BACKGROUND: This appeal is from the district court's denial of plaintiffs' motion to enjoin Maine state officials from allowing the use of any foothold traps, which are used to legally trap other species. Plaintiffs argued this relief was necessary to prevent incidental takes of lynx in these traps. See 50 C.F.R. § 17.3 (defining incidental taking). The district court held that plaintiffs had not shown irreparable injury, even recognizing the special emphasis in the Endangered Species Act (ESA) on protecting threatened species. We affirm.
EXCERPT: ...the district court held that Maine's previous, now-replaced Conibear trap regulations did pose a mortal risk to at least some Canada lynx, and the district court issued an injunction, forcing Maine to amend its regulations immediately. AWI I, 588 F.Supp.2d at 109. The district court thus engaged in exactly the fact-sensitive analysis required by law.

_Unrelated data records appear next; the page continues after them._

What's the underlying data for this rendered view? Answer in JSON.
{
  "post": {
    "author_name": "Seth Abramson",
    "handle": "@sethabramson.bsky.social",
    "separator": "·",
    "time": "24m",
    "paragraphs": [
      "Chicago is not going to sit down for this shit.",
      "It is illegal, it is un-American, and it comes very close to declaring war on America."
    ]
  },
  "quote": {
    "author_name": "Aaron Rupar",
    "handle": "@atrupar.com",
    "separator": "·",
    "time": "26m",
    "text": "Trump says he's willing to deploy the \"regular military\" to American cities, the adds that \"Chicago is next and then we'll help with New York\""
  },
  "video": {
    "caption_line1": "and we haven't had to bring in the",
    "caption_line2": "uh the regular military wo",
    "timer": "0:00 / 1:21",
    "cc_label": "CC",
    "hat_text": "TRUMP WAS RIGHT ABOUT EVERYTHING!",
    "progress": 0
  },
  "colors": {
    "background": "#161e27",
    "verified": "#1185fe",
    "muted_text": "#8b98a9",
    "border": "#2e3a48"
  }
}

HOME BUILDERS ASSOCIATION OF NORTHERN CALIFORNIA v. UNITED STATES FISH AND WILDLIFE SERVICE, No. 07-16732, 616 F.3d 983 (9th Cir., Aug. 9, 2010).

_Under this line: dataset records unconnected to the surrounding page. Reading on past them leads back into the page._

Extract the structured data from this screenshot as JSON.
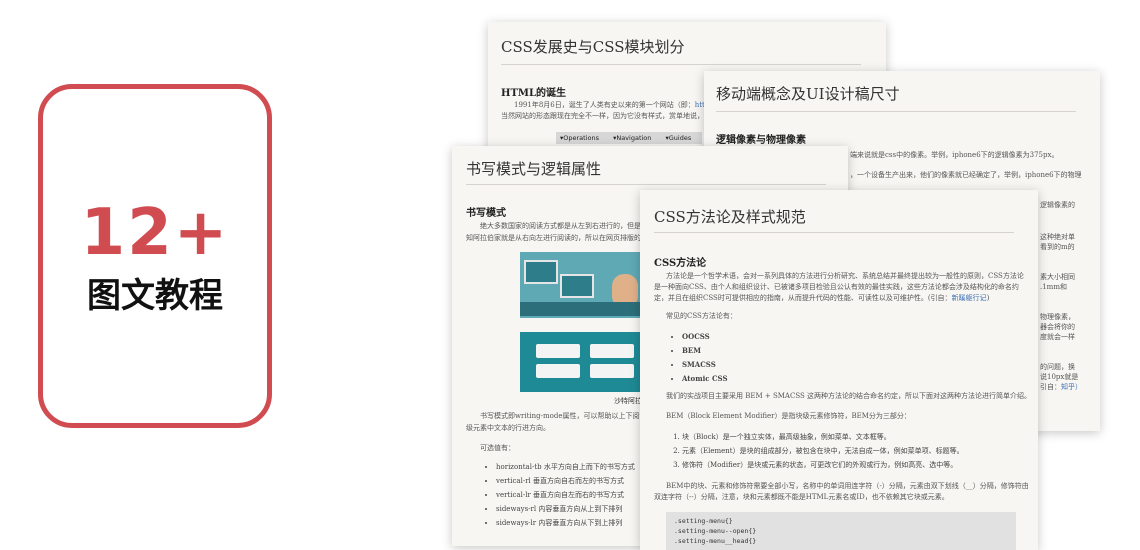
{
  "card": {
    "number": "12+",
    "label": "图文教程",
    "border_color": "#d04c50"
  },
  "doc1": {
    "title": "CSS发展史与CSS模块划分",
    "section": "HTML的诞生",
    "para1": "1991年8月6日，诞生了人类有史以来的第一个网站（即：",
    "link": "http:",
    "para2": "当然网站的形态跟现在完全不一样，因为它没有样式，赏单地说，它",
    "nav": [
      "▾Operations",
      "▾Navigation",
      "▾Guides"
    ]
  },
  "doc2": {
    "title": "移动端概念及UI设计稿尺寸",
    "section": "逻辑像素与物理像素",
    "lines": [
      "端来说就是css中的像素。举例，iphone6下的逻辑像素为375px。",
      "，一个设备生产出来，他们的像素就已经确定了，举例，iphone6下的物理",
      "逻辑像素的",
      "这种绝对单",
      "看到的m的",
      "素大小相同",
      ".1mm和",
      "物理像素，",
      "器会将你的",
      "度就会一样",
      "的问题，换",
      "说10px就是",
      "引自：",
      "知乎）"
    ]
  },
  "doc3": {
    "title": "书写模式与逻辑属性",
    "section": "书写模式",
    "para1": "绝大多数国家的阅读方式都是从左到右进行的，但是也",
    "para2": "知阿拉伯家就是从右向左进行阅读的，所以在网页排版的",
    "caption": "沙特阿拉",
    "para3": "书写模式即writing-mode属性，可以帮助以上下阅读的",
    "para4": "级元素中文本的行进方向。",
    "values_label": "可选值有：",
    "values": [
      "horizontal-tb 水平方向自上而下的书写方式",
      "vertical-rl 垂直方向自右而左的书写方式",
      "vertical-lr 垂直方向自左而右的书写方式",
      "sideways-rl 内容垂直方向从上到下排列",
      "sideways-lr 内容垂直方向从下到上排列"
    ]
  },
  "doc4": {
    "title": "CSS方法论及样式规范",
    "section": "CSS方法论",
    "para1": "方法论是一个哲学术语，会对一系列具体的方法进行分析研究、系统总结并最终提出较为一般性的原则，CSS方法论",
    "para2": "是一种面向CSS、由个人和组织设计、已被诸多项目检验且公认有效的最佳实践，这些方法论都会涉及结构化的命名约",
    "para3": "定，并且在组织CSS时可提供相应的指南，从而提升代码的性能、可读性以及可维护性。(引自：",
    "link": "新蹊躯行记",
    "para3_end": ")",
    "common_label": "常见的CSS方法论有：",
    "methods": [
      "OOCSS",
      "BEM",
      "SMACSS",
      "Atomic CSS"
    ],
    "para4": "我们的实战项目主要采用 BEM + SMACSS 这两种方法论的结合命名约定，所以下面对这两种方法论进行简单介绍。",
    "bem_intro": "BEM（Block Element Modifier）是指块级元素修饰符，BEM分为三部分：",
    "bem_parts": [
      "块（Block）是一个独立实体，最高级抽象，例如菜单、文本框等。",
      "元素（Element）是块的组成部分，被包含在块中，无法自成一体，例如菜单项、标题等。",
      "修饰符（Modifier）是块或元素的状态，可更改它们的外观或行为，例如高亮、选中等。"
    ],
    "para5": "BEM中的块、元素和修饰符需要全部小写，名称中的单词用连字符（-）分隔，元素由双下划线（__）分隔，修饰符由",
    "para6": "双连字符（--）分隔，注意，块和元素都既不能是HTML元素名或ID，也不依赖其它块或元素。",
    "code": [
      ".setting-menu{}",
      ".setting-menu--open{}",
      ".setting-menu__head{}"
    ]
  }
}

BACKGROUND: Industry groups filed action against United States Fish and Wildlife Service (FWS) with regard to its designation of about 850,000 acres of land as critical habitat for 15 endangered or threatened vernal pool species. Conservation groups intervened as defendants in support of designation. The United States District Court for the Eastern District of California, William B. Shubb, J., upheld that designation. Plaintiffs appealed.

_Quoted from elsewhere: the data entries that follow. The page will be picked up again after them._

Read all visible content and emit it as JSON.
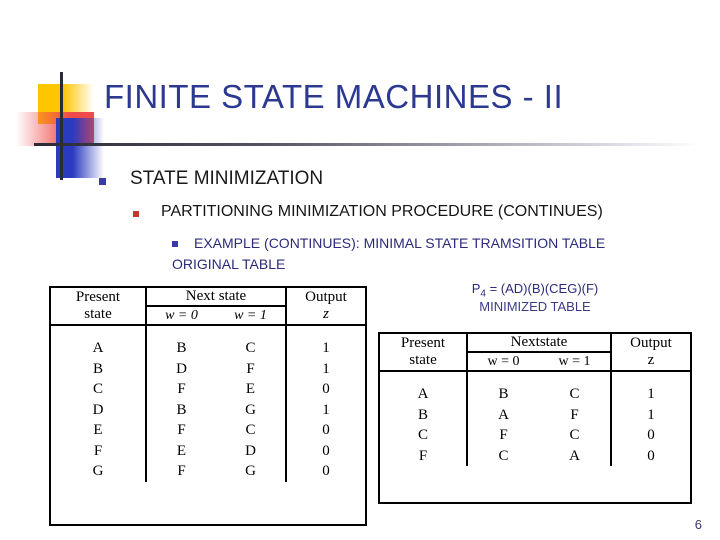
{
  "slide": {
    "title": "FINITE STATE MACHINES - II",
    "page_number": "6",
    "title_color": "#2B3990",
    "accent_colors": {
      "yellow": "#FFC600",
      "red": "#F04A4A",
      "blue": "#2B3BC0",
      "rule": "#2B2B38"
    }
  },
  "outline": {
    "level1": {
      "bullet": "square-bullet-icon",
      "text": "STATE MINIMIZATION",
      "color": "#1a1a1a"
    },
    "level2": {
      "bullet": "square-bullet-icon",
      "text": "PARTITIONING MINIMIZATION PROCEDURE (CONTINUES)",
      "color": "#161616"
    },
    "level3": {
      "bullet": "square-bullet-icon",
      "text": "EXAMPLE (CONTINUES): MINIMAL STATE TRAMSITION TABLE",
      "color": "#2B2B7A"
    },
    "level3_continued": "ORIGINAL TABLE"
  },
  "original_table": {
    "headers": {
      "present_state_line1": "Present",
      "present_state_line2": "state",
      "next_state": "Next state",
      "w0": "w = 0",
      "w1": "w = 1",
      "output_line1": "Output",
      "output_line2": "z"
    },
    "rows": [
      {
        "present": "A",
        "w0": "B",
        "w1": "C",
        "z": "1"
      },
      {
        "present": "B",
        "w0": "D",
        "w1": "F",
        "z": "1"
      },
      {
        "present": "C",
        "w0": "F",
        "w1": "E",
        "z": "0"
      },
      {
        "present": "D",
        "w0": "B",
        "w1": "G",
        "z": "1"
      },
      {
        "present": "E",
        "w0": "F",
        "w1": "C",
        "z": "0"
      },
      {
        "present": "F",
        "w0": "E",
        "w1": "D",
        "z": "0"
      },
      {
        "present": "G",
        "w0": "F",
        "w1": "G",
        "z": "0"
      }
    ]
  },
  "minimized_table": {
    "caption_equation_prefix": "P",
    "caption_equation_sub": "4",
    "caption_equation_rest": " = (AD)(B)(CEG)(F)",
    "caption_subtitle": "MINIMIZED TABLE",
    "headers": {
      "present_state_line1": "Present",
      "present_state_line2": "state",
      "next_state": "Nextstate",
      "w0": "w = 0",
      "w1": "w = 1",
      "output_line1": "Output",
      "output_line2": "z"
    },
    "rows": [
      {
        "present": "A",
        "w0": "B",
        "w1": "C",
        "z": "1"
      },
      {
        "present": "B",
        "w0": "A",
        "w1": "F",
        "z": "1"
      },
      {
        "present": "C",
        "w0": "F",
        "w1": "C",
        "z": "0"
      },
      {
        "present": "F",
        "w0": "C",
        "w1": "A",
        "z": "0"
      }
    ]
  }
}
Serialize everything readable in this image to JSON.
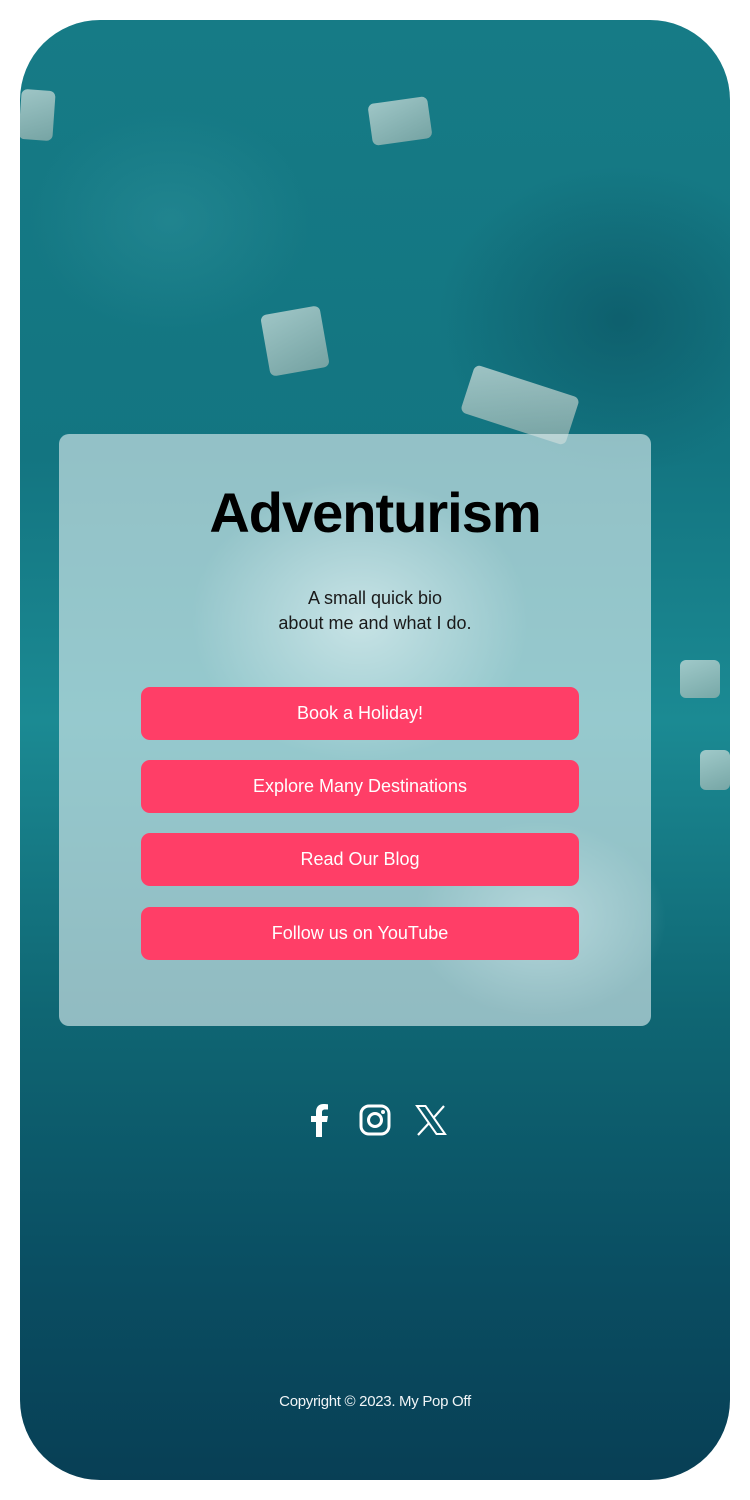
{
  "profile": {
    "title": "Adventurism",
    "bio_line1": "A small quick bio",
    "bio_line2": "about me and what I do."
  },
  "links": [
    {
      "label": "Book a Holiday!"
    },
    {
      "label": "Explore Many Destinations"
    },
    {
      "label": "Read Our Blog"
    },
    {
      "label": "Follow us on YouTube"
    }
  ],
  "socials": [
    {
      "icon": "facebook-icon"
    },
    {
      "icon": "instagram-icon"
    },
    {
      "icon": "x-twitter-icon"
    }
  ],
  "footer": {
    "copyright": "Copyright © 2023. My Pop Off"
  },
  "colors": {
    "button": "#ff3e67",
    "background": "#137581",
    "card": "#e2f0f2"
  }
}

HOLDINGS: The Court of Appeals, Pallmeyer, District Judge, sitting by designation, held that: (1) all elements essential for conservation of species did not have to be present in same area to designate land as critical habitat; (2) FWS could determine what elements were necessary for conservation without determining exactly when conservation would be complete; (3) requirement for determination of criteria for measuring when species would be conserved applied only to preparation of recovery plan; (4) area designated as “critical habitat” that met requirements for unoccupied habitat also met requirements for occupied habitat; (5) explicit textual exclusion of structures from designation satisfied ESA's requirement that “specific areas” be designated; and (6) economic analysis from outside consultant properly accounted for economic impact of designation. Affirmed.